Before I can describe the impact, if I could, I would question the utility or sagacity of even having a sunset clause in Bill C-60. I have to ask myself the question, why we would want to do that? This bill is not a transitory provision; it's not something that we're going to try for a while and see if it works. It's a result of a constitutional challenge before a court, where the court has spoken unanimously that it has to be done.
So I would certainly not include a sunset clause in Bill C-60, which is fairly small in scope, but very important if you happen to be an accused, and very important if you going to be going through a court martial. Those changes were already proposed by Chief Justice Lamer and ought to have come forward through Bill C-45.

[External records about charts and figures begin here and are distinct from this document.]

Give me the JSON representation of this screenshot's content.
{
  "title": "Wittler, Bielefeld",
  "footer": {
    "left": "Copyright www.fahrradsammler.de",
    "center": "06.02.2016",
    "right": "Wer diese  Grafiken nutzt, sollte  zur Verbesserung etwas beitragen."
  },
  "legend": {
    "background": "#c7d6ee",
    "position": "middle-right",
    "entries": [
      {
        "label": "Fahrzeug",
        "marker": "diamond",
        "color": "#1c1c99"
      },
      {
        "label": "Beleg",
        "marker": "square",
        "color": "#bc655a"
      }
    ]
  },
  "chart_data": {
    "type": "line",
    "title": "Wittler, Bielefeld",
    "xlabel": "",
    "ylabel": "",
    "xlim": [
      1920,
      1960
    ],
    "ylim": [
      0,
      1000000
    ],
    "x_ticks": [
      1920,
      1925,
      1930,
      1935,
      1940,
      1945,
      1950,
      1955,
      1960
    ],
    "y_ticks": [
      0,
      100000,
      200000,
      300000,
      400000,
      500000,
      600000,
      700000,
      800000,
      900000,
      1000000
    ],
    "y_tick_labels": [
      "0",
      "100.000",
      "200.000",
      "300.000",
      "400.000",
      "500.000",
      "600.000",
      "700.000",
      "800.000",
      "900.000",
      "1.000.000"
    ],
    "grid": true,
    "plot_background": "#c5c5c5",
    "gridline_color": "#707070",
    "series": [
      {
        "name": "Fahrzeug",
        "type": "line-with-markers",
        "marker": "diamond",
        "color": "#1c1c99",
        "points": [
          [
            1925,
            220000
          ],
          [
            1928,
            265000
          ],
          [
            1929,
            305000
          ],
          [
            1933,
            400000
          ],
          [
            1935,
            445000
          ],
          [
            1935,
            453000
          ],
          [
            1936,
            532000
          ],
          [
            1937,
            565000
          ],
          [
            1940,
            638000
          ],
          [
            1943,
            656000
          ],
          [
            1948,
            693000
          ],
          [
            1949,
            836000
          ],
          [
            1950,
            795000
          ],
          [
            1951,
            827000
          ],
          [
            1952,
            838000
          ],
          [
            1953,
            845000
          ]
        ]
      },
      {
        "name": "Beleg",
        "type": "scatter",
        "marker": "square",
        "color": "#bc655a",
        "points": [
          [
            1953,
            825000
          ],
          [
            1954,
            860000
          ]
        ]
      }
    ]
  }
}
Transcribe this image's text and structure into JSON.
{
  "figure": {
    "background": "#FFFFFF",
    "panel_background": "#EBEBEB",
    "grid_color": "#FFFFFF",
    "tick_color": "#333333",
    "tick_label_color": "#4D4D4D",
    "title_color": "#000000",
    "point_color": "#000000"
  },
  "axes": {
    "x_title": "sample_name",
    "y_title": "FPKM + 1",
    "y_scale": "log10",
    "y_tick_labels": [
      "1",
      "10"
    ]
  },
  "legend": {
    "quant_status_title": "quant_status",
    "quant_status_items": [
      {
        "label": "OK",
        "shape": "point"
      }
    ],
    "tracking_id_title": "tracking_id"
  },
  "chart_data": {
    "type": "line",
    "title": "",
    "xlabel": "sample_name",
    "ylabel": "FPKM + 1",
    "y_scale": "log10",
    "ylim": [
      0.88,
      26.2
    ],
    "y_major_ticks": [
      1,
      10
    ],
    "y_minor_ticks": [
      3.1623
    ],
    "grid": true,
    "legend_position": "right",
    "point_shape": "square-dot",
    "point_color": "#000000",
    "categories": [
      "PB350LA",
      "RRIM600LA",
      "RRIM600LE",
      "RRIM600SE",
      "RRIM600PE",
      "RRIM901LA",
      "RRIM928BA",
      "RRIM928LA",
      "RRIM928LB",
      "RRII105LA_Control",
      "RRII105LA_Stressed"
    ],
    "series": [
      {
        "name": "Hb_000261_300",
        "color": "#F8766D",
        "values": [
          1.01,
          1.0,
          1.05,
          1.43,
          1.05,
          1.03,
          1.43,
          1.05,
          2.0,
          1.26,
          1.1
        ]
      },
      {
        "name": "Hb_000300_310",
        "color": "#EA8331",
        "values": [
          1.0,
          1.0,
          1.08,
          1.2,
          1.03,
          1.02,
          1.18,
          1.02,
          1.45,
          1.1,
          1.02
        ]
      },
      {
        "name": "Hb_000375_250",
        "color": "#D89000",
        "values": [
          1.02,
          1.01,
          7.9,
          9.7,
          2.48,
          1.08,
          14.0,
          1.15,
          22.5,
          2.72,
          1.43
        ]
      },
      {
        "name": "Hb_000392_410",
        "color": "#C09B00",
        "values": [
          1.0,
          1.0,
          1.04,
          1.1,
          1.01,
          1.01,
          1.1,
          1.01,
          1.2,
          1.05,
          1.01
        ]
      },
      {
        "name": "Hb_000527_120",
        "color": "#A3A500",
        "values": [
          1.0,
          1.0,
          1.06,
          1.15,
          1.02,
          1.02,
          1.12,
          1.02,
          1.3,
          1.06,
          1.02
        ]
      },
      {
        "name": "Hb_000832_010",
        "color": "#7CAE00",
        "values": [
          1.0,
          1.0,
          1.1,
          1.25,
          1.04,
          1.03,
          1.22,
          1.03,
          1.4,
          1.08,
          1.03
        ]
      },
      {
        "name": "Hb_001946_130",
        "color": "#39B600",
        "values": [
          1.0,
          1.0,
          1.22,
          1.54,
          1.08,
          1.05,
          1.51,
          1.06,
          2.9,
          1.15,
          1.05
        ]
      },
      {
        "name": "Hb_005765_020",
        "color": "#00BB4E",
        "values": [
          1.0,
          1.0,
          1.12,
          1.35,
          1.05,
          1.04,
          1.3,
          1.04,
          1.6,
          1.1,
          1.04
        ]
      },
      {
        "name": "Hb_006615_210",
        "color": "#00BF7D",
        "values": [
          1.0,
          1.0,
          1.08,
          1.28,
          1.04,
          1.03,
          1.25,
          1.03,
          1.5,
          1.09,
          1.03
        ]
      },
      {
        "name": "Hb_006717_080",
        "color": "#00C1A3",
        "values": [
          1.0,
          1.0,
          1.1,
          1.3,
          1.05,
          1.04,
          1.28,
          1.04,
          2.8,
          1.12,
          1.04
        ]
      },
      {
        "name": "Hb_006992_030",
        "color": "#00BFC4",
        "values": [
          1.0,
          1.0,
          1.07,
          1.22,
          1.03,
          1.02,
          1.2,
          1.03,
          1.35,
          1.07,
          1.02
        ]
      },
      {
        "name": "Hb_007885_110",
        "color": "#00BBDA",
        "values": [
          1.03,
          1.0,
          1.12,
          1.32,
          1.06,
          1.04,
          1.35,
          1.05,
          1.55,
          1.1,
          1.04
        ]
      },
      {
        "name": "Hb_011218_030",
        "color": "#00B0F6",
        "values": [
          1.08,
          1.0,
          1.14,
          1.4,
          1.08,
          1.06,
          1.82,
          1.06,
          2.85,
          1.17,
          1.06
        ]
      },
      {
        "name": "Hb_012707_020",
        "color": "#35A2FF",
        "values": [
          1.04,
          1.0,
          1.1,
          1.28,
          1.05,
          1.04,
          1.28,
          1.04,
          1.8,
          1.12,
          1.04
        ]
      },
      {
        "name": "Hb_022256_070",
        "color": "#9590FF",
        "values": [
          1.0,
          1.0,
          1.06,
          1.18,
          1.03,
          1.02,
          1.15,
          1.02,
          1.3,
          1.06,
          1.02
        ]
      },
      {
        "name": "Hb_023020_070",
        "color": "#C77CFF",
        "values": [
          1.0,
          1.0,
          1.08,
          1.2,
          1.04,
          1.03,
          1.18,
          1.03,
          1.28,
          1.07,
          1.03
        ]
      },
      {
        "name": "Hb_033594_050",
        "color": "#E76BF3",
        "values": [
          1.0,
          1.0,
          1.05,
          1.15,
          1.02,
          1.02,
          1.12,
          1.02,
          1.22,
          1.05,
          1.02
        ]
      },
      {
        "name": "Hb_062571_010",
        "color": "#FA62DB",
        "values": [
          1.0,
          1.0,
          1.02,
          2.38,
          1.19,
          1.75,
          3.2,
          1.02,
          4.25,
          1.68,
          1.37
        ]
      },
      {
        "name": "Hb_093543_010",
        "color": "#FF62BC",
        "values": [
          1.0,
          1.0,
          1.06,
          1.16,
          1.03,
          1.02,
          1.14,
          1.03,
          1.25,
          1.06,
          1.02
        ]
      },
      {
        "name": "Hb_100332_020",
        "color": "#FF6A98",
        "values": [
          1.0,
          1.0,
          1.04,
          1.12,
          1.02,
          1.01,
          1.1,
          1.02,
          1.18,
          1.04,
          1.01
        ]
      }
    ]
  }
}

So the last thing I would want to do is to suggest a sunset clause. Instead of a sunset clause in Bill C-60, I would suggest that whenever you go through Bill C-45, the National Defence Act have in it a mechanism whereby there is a delayed schedule of some sort, so that it has to be reviewed from stern to whatever. And we're really talking here about the Code of Service Discipline within the National Defence Act. It's not everything, but it's the bulk of it. And it has to be in light of changes in the criminal law system and lessons that we learn, as we are in operations for the first time since World War II, or on that scale. Surely there are lessons that we are learning from applying our Code of Service Discipline in an operational setting abroad. So will there not be change resulting from it?
That mechanism ought to be enshrined in the act. Whether it's for every three years or every five years, whether there is an independent body from outside of DND, it should be looked at it and changes be proposed to Parliament, and we should not tinker with the act--for instance, a requirement to have a permanent court. Could that be set? Maybe, and certainly through Bill C-45, because I am familiar with some of it....
Allow me maybe to end on this comment, that we take into account the changes that are being made by all allies to their military justice systems. For instance, in military summary trials, as we heard recently, one doesn't have a right to representation; one doesn't have a right to records; one doesn't have a right to appeal. Yet you could be sent to detention for a long period, and the Trépanier decision told you how uneasy and uncomfortable detention can be. In other countries, some of them very allied to us, like Britain, they have introduced into their codes a review mechanism for those decisions, and administrative tribunals may be....
I think that with this mechanism in our act, we will be able to take a comprehensive and beneficial review of the act and propose not only what the military wants, but also what we as a society, and you as legislators, ought to have in order to keep it in sync—not behind, but in sync—with the civilian criminal law system and with society, because at the moment I think we're catching up.